In Joinmarket you have a working proof of stake, because you use proof of work to determine the history, and the history to determine your trust-ability as a maker. So I think I gave you the overall.
Worst scenario on CJ
One last thing to say is the case when you mix it, and now you have a problem because your counterparty doesn't want your mixed coins. In worst case scenario you can always show which one were you in any round, using your private keys and signing.
So you can always, if you keep your wallet. If you want to sell and the exchange refuses because you conjoined.
So you may say: we conjoined because of personal security reason, because otherwise you leave your all financial information open to be accessed by random parties on the internet, with risk of kidnapping and stuff like that.
So you cannot ask us not to take security measures, but what we can do is to sign messages with every key from the origin of the funds until now, and this way you can undo the Coinjoin yourself.
So this is always possible, and this is an answer to the FUD, you should not Conjoin otherwise you end up with an Iranian terrorist. No, you can easily prove, and that always worked with exchanges.
We never ended up in court, it was always like a technical opinion that always worked to unfreeze the funds.
But finally, if Kraken (for example) doesn't want your money because of this, Kraken is not a Bitcoin exchange.
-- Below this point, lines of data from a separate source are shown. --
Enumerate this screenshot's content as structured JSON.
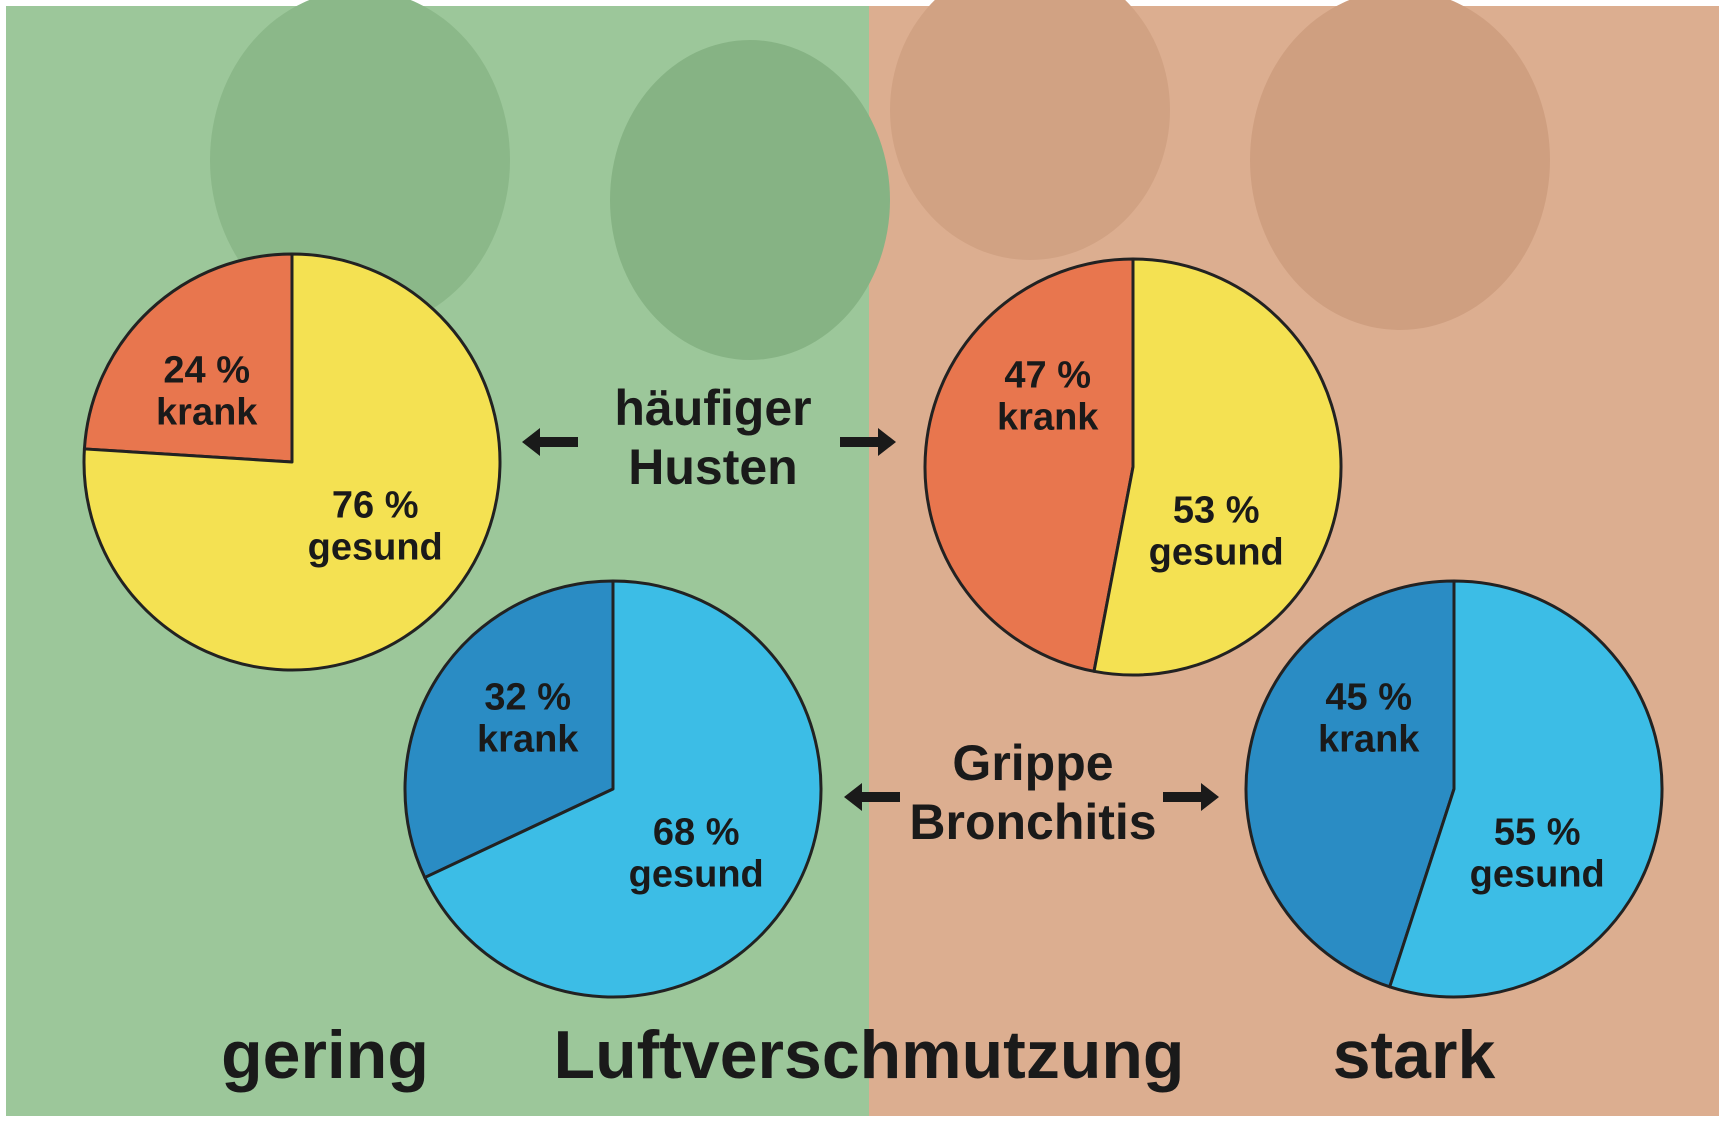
{
  "chart_data": [
    {
      "type": "pie",
      "categories": [
        "krank",
        "gesund"
      ],
      "values": [
        24,
        76
      ],
      "value_labels": [
        "24 %",
        "76 %"
      ],
      "colors": [
        "#e8764e",
        "#f4e152"
      ]
    },
    {
      "type": "pie",
      "categories": [
        "krank",
        "gesund"
      ],
      "values": [
        47,
        53
      ],
      "value_labels": [
        "47 %",
        "53 %"
      ],
      "colors": [
        "#e8764e",
        "#f4e152"
      ]
    },
    {
      "type": "pie",
      "categories": [
        "krank",
        "gesund"
      ],
      "values": [
        32,
        68
      ],
      "value_labels": [
        "32 %",
        "68 %"
      ],
      "colors": [
        "#2a8cc4",
        "#3cbde6"
      ]
    },
    {
      "type": "pie",
      "categories": [
        "krank",
        "gesund"
      ],
      "values": [
        45,
        55
      ],
      "value_labels": [
        "45 %",
        "55 %"
      ],
      "colors": [
        "#2a8cc4",
        "#3cbde6"
      ]
    }
  ],
  "row_labels": [
    [
      "häufiger",
      "Husten"
    ],
    [
      "Grippe",
      "Bronchitis"
    ]
  ],
  "axis": {
    "low": "gering",
    "title": "Luftverschmutzung",
    "high": "stark"
  }
}
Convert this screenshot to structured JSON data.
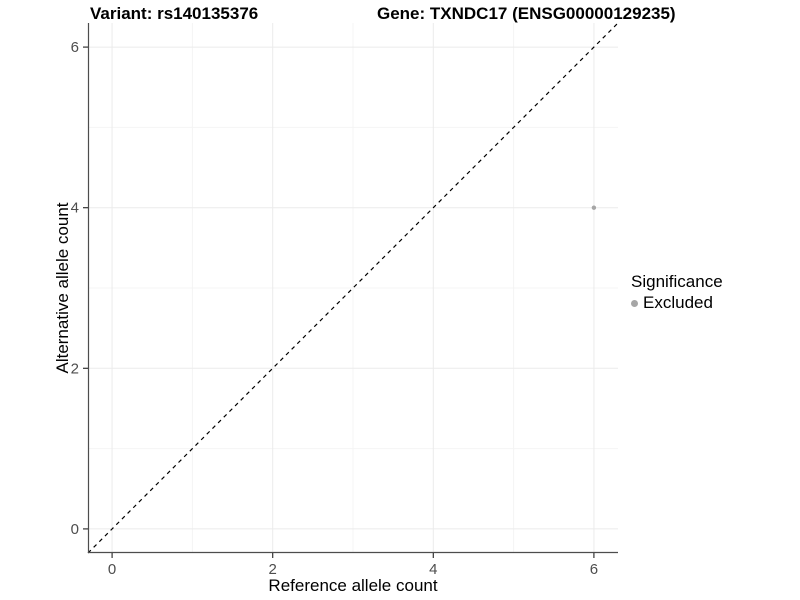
{
  "chart_data": {
    "type": "scatter",
    "title_left": "Variant: rs140135376",
    "title_right": "Gene: TXNDC17 (ENSG00000129235)",
    "xlabel": "Reference allele count",
    "ylabel": "Alternative allele count",
    "xlim": [
      -0.3,
      6.3
    ],
    "ylim": [
      -0.3,
      6.3
    ],
    "x_ticks": [
      0,
      2,
      4,
      6
    ],
    "y_ticks": [
      0,
      2,
      4,
      6
    ],
    "x_minor_gridlines": [
      1,
      3,
      5
    ],
    "y_minor_gridlines": [
      1,
      3,
      5
    ],
    "grid": true,
    "reference_line": {
      "type": "identity",
      "from": [
        -0.3,
        -0.3
      ],
      "to": [
        6.3,
        6.3
      ],
      "style": "dashed"
    },
    "series": [
      {
        "name": "Excluded",
        "points": [
          {
            "x": 6,
            "y": 4
          }
        ]
      }
    ],
    "legend": {
      "title": "Significance",
      "position": "right",
      "entries": [
        {
          "label": "Excluded"
        }
      ]
    }
  },
  "colors": {
    "background": "#ffffff",
    "grid_major": "#ebebeb",
    "grid_minor": "#f4f4f4",
    "axis_line": "#4d4d4d",
    "tick_mark": "#333333",
    "tick_label": "#4d4d4d",
    "reference_line": "#000000",
    "point": "#a6a6a6",
    "title_text": "#000000"
  }
}
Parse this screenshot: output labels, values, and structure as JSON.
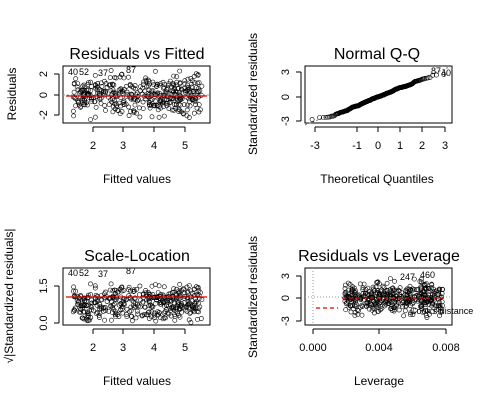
{
  "chart_data": [
    {
      "type": "scatter",
      "title": "Residuals vs Fitted",
      "xlabel": "Fitted values",
      "ylabel": "Residuals",
      "xlim": [
        1.2,
        5.8
      ],
      "ylim": [
        -2.8,
        3.1
      ],
      "xticks": [
        "2",
        "3",
        "4",
        "5"
      ],
      "yticks": [
        "-2",
        "0",
        "2"
      ],
      "point_annotations": [
        "40",
        "52",
        "37",
        "87"
      ],
      "smoother": "red horizontal line near 0",
      "points_description": "approx. 500 residuals spread evenly between -2.5 and 2.5 across fitted values 1.3-5.6"
    },
    {
      "type": "scatter",
      "title": "Normal Q-Q",
      "xlabel": "Theoretical Quantiles",
      "ylabel": "Standardized residuals",
      "xlim": [
        -3.3,
        3.3
      ],
      "ylim": [
        -3.1,
        3.2
      ],
      "xticks": [
        "-3",
        "-1",
        "0",
        "1",
        "2",
        "3"
      ],
      "yticks": [
        "-3",
        "0",
        "3"
      ],
      "point_annotations": [
        "87",
        "40"
      ],
      "reference_line": "dotted line y = x"
    },
    {
      "type": "scatter",
      "title": "Scale-Location",
      "xlabel": "Fitted values",
      "ylabel": "√|Standardized residuals|",
      "xlim": [
        1.2,
        5.8
      ],
      "ylim": [
        -0.1,
        1.85
      ],
      "xticks": [
        "2",
        "3",
        "4",
        "5"
      ],
      "yticks": [
        "0.0",
        "1.5"
      ],
      "point_annotations": [
        "40",
        "52",
        "37",
        "87"
      ],
      "smoother": "red line near 0.8"
    },
    {
      "type": "scatter",
      "title": "Residuals vs Leverage",
      "xlabel": "Leverage",
      "ylabel": "Standardized residuals",
      "xlim": [
        -0.0003,
        0.0083
      ],
      "ylim": [
        -3.3,
        3.7
      ],
      "xticks": [
        "0.000",
        "0.004",
        "0.008"
      ],
      "yticks": [
        "-3",
        "0",
        "3"
      ],
      "point_annotations": [
        "247",
        "460"
      ],
      "legend": "Cook's distance",
      "smoother": "red dashed line near 0"
    }
  ]
}
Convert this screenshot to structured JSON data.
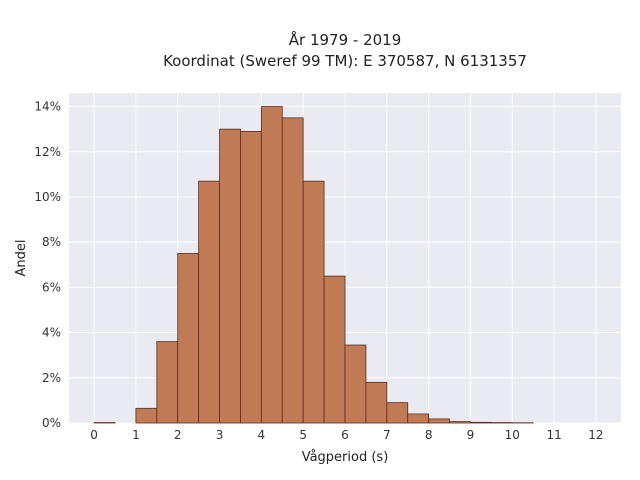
{
  "chart_data": {
    "type": "bar",
    "title_line1": "År 1979 - 2019",
    "title_line2": "Koordinat (Sweref 99 TM): E 370587, N 6131357",
    "xlabel": "Vågperiod (s)",
    "ylabel": "Andel",
    "xlim": [
      -0.6,
      12.6
    ],
    "ylim": [
      0,
      14.6
    ],
    "x_ticks": [
      0,
      1,
      2,
      3,
      4,
      5,
      6,
      7,
      8,
      9,
      10,
      11,
      12
    ],
    "y_ticks": [
      0,
      2,
      4,
      6,
      8,
      10,
      12,
      14
    ],
    "y_tick_labels": [
      "0%",
      "2%",
      "4%",
      "6%",
      "8%",
      "10%",
      "12%",
      "14%"
    ],
    "bin_width": 0.5,
    "bin_starts": [
      0,
      0.5,
      1.0,
      1.5,
      2.0,
      2.5,
      3.0,
      3.5,
      4.0,
      4.5,
      5.0,
      5.5,
      6.0,
      6.5,
      7.0,
      7.5,
      8.0,
      8.5,
      9.0,
      9.5,
      10.0
    ],
    "values": [
      0.02,
      0.0,
      0.65,
      3.6,
      7.5,
      10.7,
      13.0,
      12.9,
      14.0,
      13.5,
      10.7,
      6.5,
      3.45,
      1.8,
      0.9,
      0.4,
      0.18,
      0.06,
      0.03,
      0.02,
      0.01
    ],
    "bar_color": "#c07a55",
    "bar_edge_color": "#5a2e1a",
    "plot_background": "#eaeaf2",
    "grid_color": "#ffffff",
    "grid": true
  }
}
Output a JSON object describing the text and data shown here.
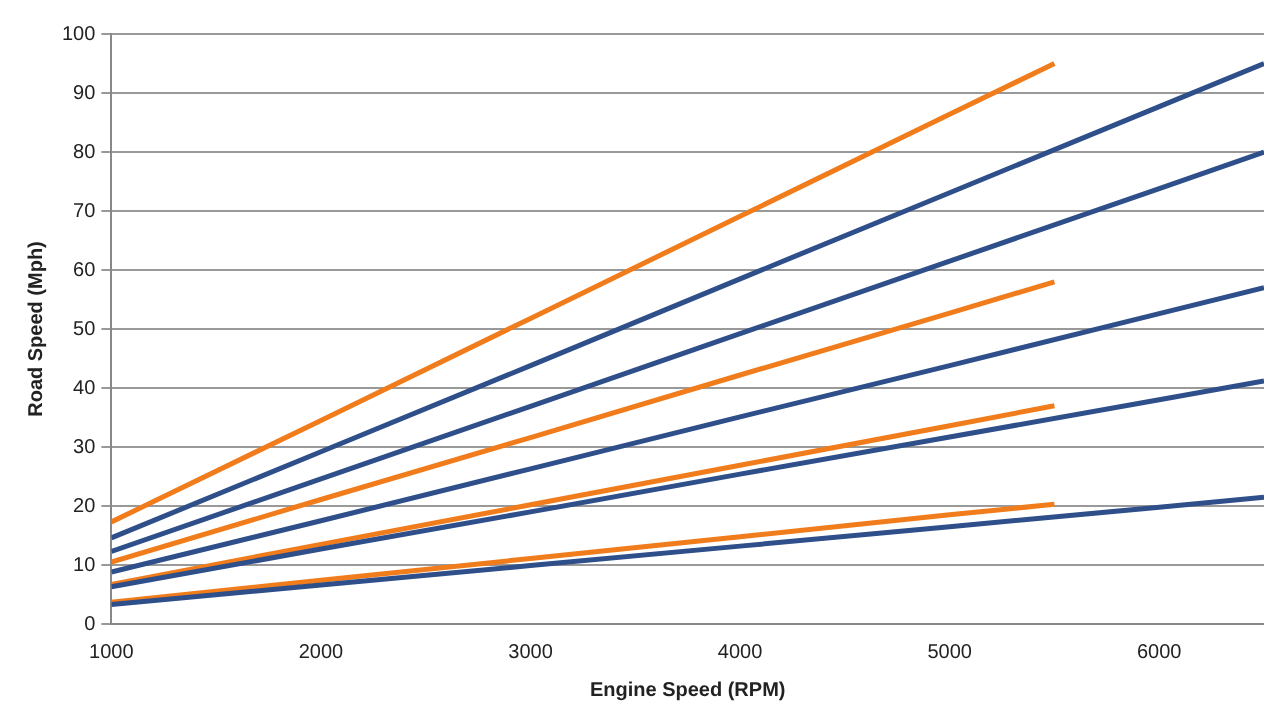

It's an exchange that is not accepting Bitcoin as deposit, but only a strange parallel protocol which uses as oracle the Bitcoin protocol plus another centralized protocol which is channelized as a score, like a risk score. So it's another payment protocol, it's not Bitcoin anymore, which is my, I know that now it's very lonely, but I think it will become easier to push with this narrative the more censorship advances.